Written by Terry Wong
Last month I had the opportunity to speak at the OHS Leaders Summit - an assembly of Australia's leading safety minds. While I was greatly appreciative and honoured by the feedback I got post-speech, I quietly reminded people that I do this sort of stuff for a living. Consistent with the sharing nature of the Summit, I thought I would pen a couple of tips that I have learnt from excellent speakers or those things I have figured out the hard way.
1. Prep, prep and prep some more
Prepping the content of my speech starts about three months out from the event. At this point, not a huge amount of detail; it's usually no more than a theme or topic. What it does do however is plant the seed and allows my subconscious to go to work.
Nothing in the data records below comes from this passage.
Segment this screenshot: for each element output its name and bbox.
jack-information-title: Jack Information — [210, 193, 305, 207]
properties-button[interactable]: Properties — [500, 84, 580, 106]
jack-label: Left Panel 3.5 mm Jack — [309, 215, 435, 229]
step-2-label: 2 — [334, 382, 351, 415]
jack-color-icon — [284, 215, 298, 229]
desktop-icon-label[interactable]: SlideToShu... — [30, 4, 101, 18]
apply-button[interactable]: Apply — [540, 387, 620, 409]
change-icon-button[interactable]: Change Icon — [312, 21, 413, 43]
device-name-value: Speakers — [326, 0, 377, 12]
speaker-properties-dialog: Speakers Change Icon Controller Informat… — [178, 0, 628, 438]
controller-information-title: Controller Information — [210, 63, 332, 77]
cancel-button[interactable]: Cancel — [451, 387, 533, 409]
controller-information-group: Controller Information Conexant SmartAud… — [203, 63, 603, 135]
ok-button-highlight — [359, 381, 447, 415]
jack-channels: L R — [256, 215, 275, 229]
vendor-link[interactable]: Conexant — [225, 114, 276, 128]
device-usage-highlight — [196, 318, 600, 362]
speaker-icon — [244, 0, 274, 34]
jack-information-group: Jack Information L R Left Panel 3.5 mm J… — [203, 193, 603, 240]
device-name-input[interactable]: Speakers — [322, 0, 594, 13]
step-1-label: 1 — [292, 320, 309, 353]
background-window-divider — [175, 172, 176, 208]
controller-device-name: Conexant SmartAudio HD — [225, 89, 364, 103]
About four weeks out I have mapped out my plan (usually in the form of a mind map, as this is the way my mind works best) and over the coming weeks I fill in the blanks, creating what is essentially a word-for-word script. In the week and days preceding, I am usually tweaking and fine-tuning the delivery so I don't have any wasted words.
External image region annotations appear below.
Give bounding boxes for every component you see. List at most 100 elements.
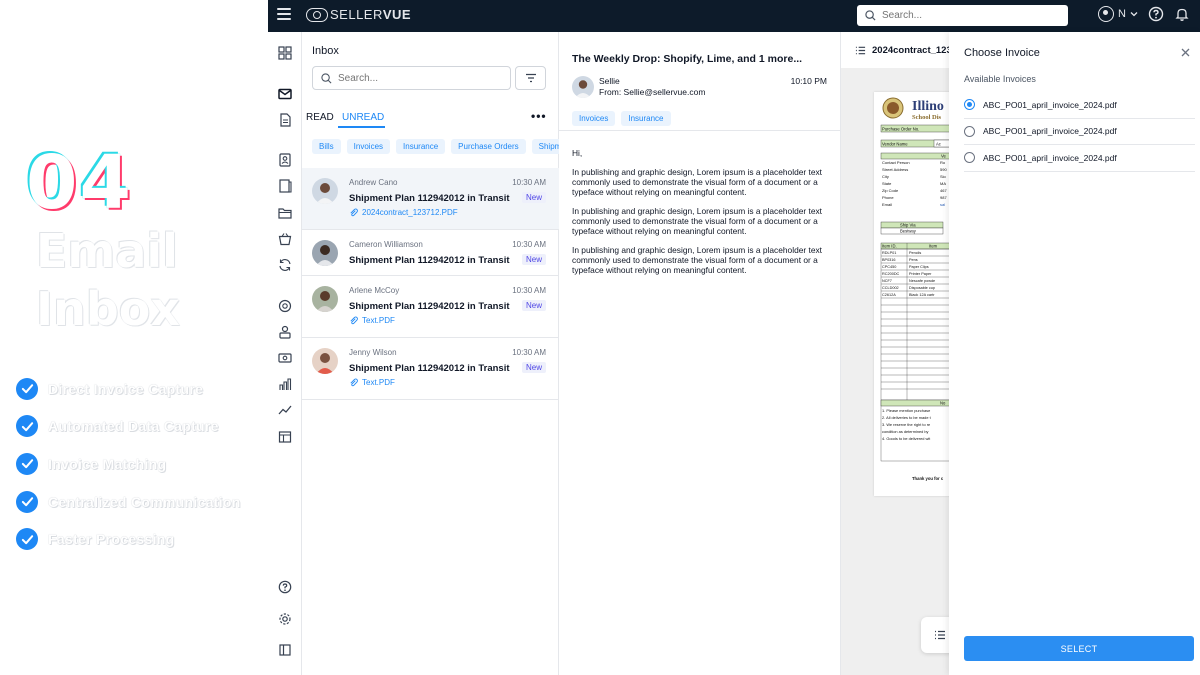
radio-selected[interactable] (964, 99, 975, 111)
help-icon[interactable] (275, 577, 295, 597)
email-attachment[interactable]: Text.PDF (349, 378, 395, 387)
invoice-option-label: ABC_PO01_april_invoice_2024.pdf (983, 99, 1117, 110)
notification-bell-icon[interactable] (1174, 6, 1190, 22)
doc-notes-header: No (940, 401, 946, 406)
radio-unselected[interactable] (964, 152, 975, 164)
doc-item-header: Item (929, 244, 938, 249)
radio-unselected[interactable] (964, 125, 975, 137)
support-icon[interactable] (275, 296, 295, 316)
doc-field-label: State (882, 181, 892, 186)
new-badge: New (521, 362, 546, 373)
invoice-option[interactable]: ABC_PO01_april_invoice_2024.pdf (964, 92, 1195, 119)
user-icon[interactable] (275, 322, 295, 342)
reading-pane: The Weekly Drop: Shopify, Lime, and 1 mo… (559, 32, 841, 675)
invoice-option[interactable]: ABC_PO01_april_invoice_2024.pdf (964, 119, 1195, 145)
invoice-option-label: ABC_PO01_april_invoice_2024.pdf (983, 152, 1117, 163)
basket-icon[interactable] (275, 229, 295, 249)
check-icon (16, 415, 38, 438)
email-time: 10:30 AM (512, 286, 546, 295)
email-subject: Shipment Plan 112942012 in Transit (349, 193, 510, 204)
search-icon (865, 10, 876, 21)
settings-icon[interactable] (275, 609, 295, 629)
filter-button[interactable] (515, 66, 546, 90)
doc-note-line: 4. Goods to be delivered wit (882, 436, 931, 441)
email-time: 10:30 AM (512, 240, 546, 249)
document-icon[interactable] (275, 110, 295, 130)
dashboard-icon[interactable] (275, 43, 295, 63)
doc-note-line: 2. All deliveries to be made t (882, 415, 932, 420)
filter-icon (525, 73, 536, 83)
app-window: SELLERVUE N (268, 0, 1200, 675)
chip-insurance[interactable]: Insurance (621, 111, 671, 126)
doc-field-value: MA (940, 181, 946, 186)
email-sender: Jenny Wilson (349, 348, 397, 357)
sender-avatar (572, 76, 594, 98)
chevron-down-icon (1130, 12, 1138, 17)
email-sender: Arlene McCoy (349, 286, 400, 295)
user-menu[interactable]: N (1098, 6, 1138, 22)
doc-field-value: 467 (940, 188, 947, 193)
inbox-search[interactable] (312, 66, 511, 90)
menu-icon[interactable] (277, 8, 291, 22)
sender-avatar (312, 348, 338, 374)
paperclip-icon (350, 208, 358, 217)
promo-panel: 04 Email Inbox Direct Invoice Capture Au… (0, 0, 268, 675)
bar-chart-icon[interactable] (275, 374, 295, 394)
doc-item-name: Pens (909, 258, 918, 262)
chip-purchase-orders[interactable]: Purchase Orders (451, 139, 526, 154)
collapse-icon[interactable] (275, 640, 295, 660)
inbox-search-input[interactable] (338, 72, 498, 84)
paperclip-icon (350, 378, 358, 387)
document-toolbar[interactable] (921, 617, 949, 653)
tab-unread[interactable]: UNREAD (342, 112, 384, 123)
feature-item: Centralized Communication (16, 483, 241, 521)
select-button[interactable]: SELECT (964, 636, 1194, 661)
feature-item: Faster Processing (16, 520, 241, 558)
table-icon[interactable] (275, 427, 295, 447)
global-search[interactable] (857, 5, 1068, 26)
trend-icon[interactable] (275, 400, 295, 420)
doc-purchase-order-label: Purchase Order No. (882, 127, 919, 132)
contacts-icon[interactable] (275, 150, 295, 170)
mail-icon[interactable] (275, 84, 295, 104)
app-logo[interactable]: SELLER VUE (306, 7, 411, 22)
doc-item-id: CPC450 (882, 265, 896, 269)
doc-subheading: School Dis (912, 114, 942, 121)
doc-thanks: Thank you for c (912, 476, 944, 481)
sender-name: Sellie (599, 76, 620, 86)
help-icon[interactable] (1148, 6, 1164, 22)
feature-item: Direct Invoice Capture (16, 370, 241, 408)
chip-invoices[interactable]: Invoices (572, 111, 616, 126)
doc-item-id: NCF7 (882, 279, 892, 283)
email-tags: Invoices Insurance (572, 108, 671, 126)
tab-read[interactable]: READ (306, 112, 334, 123)
email-attachment[interactable]: 2024contract_123712.PDF (349, 208, 458, 217)
logo-text-bold: VUE (382, 7, 412, 22)
folder-icon[interactable] (275, 203, 295, 223)
feature-item: Automated Data Capture (16, 408, 241, 446)
doc-ship-via-label: Ship Via (900, 223, 916, 228)
list-icon[interactable] (855, 45, 866, 56)
email-item[interactable]: Cameron Williamson 10:30 AM Shipment Pla… (302, 230, 559, 276)
email-attachment[interactable]: Text.PDF (349, 316, 395, 325)
doc-item-id: C2612A (882, 293, 896, 297)
email-item[interactable]: Jenny Wilson 10:30 AM Shipment Plan 1129… (302, 338, 559, 400)
sync-icon[interactable] (275, 255, 295, 275)
sender-address: From: Sellie@sellervue.com (599, 87, 706, 97)
feature-label: Centralized Communication (48, 493, 241, 510)
book-icon[interactable] (275, 176, 295, 196)
doc-ship-via-value: Bestway (900, 229, 917, 234)
chip-bills[interactable]: Bills (312, 139, 341, 154)
chip-insurance[interactable]: Insurance (396, 139, 446, 154)
email-greeting: Hi, (572, 148, 583, 158)
money-icon[interactable] (275, 348, 295, 368)
close-icon[interactable] (1178, 45, 1192, 59)
email-item[interactable]: Andrew Cano 10:30 AM Shipment Plan 11294… (302, 168, 559, 230)
global-search-input[interactable] (882, 10, 1052, 21)
chip-shipments[interactable]: Shipments (531, 139, 559, 154)
invoice-option[interactable]: ABC_PO01_april_invoice_2024.pdf (964, 145, 1195, 172)
chip-invoices[interactable]: Invoices (346, 139, 391, 154)
more-options-icon[interactable]: ••• (531, 109, 547, 123)
feature-label: Automated Data Capture (48, 418, 219, 435)
email-item[interactable]: Arlene McCoy 10:30 AM Shipment Plan 1129… (302, 276, 559, 338)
On the day of, I am constantly referring to my script, just glancing and rehearsing it in my head so the transitions are slick and messages are clear. I make sure I spend time on stage beforehand. At the OHS Leaders Summit I was straight after lunch (a spot that most speakers loathe, but one I revel in) so I spent most of lunch walking the stage, getting comfortable with the room, allowing my body to acclimatise to the heat of the lights.
Then action time!
2. Pictures are worth a thousand words
The most commonly used tool in speeches is PowerPoint. It's an extremely powerful tool - when used well. My thinking when designing PowerPoint slides is governed by the less-is-more principle. I have a preference for a single, whole-slide image that creates an emotion linked to that portion of my speech, overlaid by a few choice words. So ditch the bullet-pointed, size 14, Verdana script that is so often used as a prompter for the presenter rather than the audience.
3. Be different
When you are speaking at a multi-day event where there is an assembly of 20-odd speakers, if you want to be memorable, then you need to dare to be different. Much of the feedback I got used words like engaging, interactive and entertaining, which I am proud of because this is the trajectory I aim my speeches at. More often than not, my chosen topic revolves around moving - so getting people up and moving definitely lends itself to being different amongst a sea of sitting-based presentations (ironic in a room full of safety professionals). Whatever your topic, I urge you to come up with your point of difference - whether it be an activity, pushing the audience out of their comfort zone, your jokes or having no Powerpoint slides.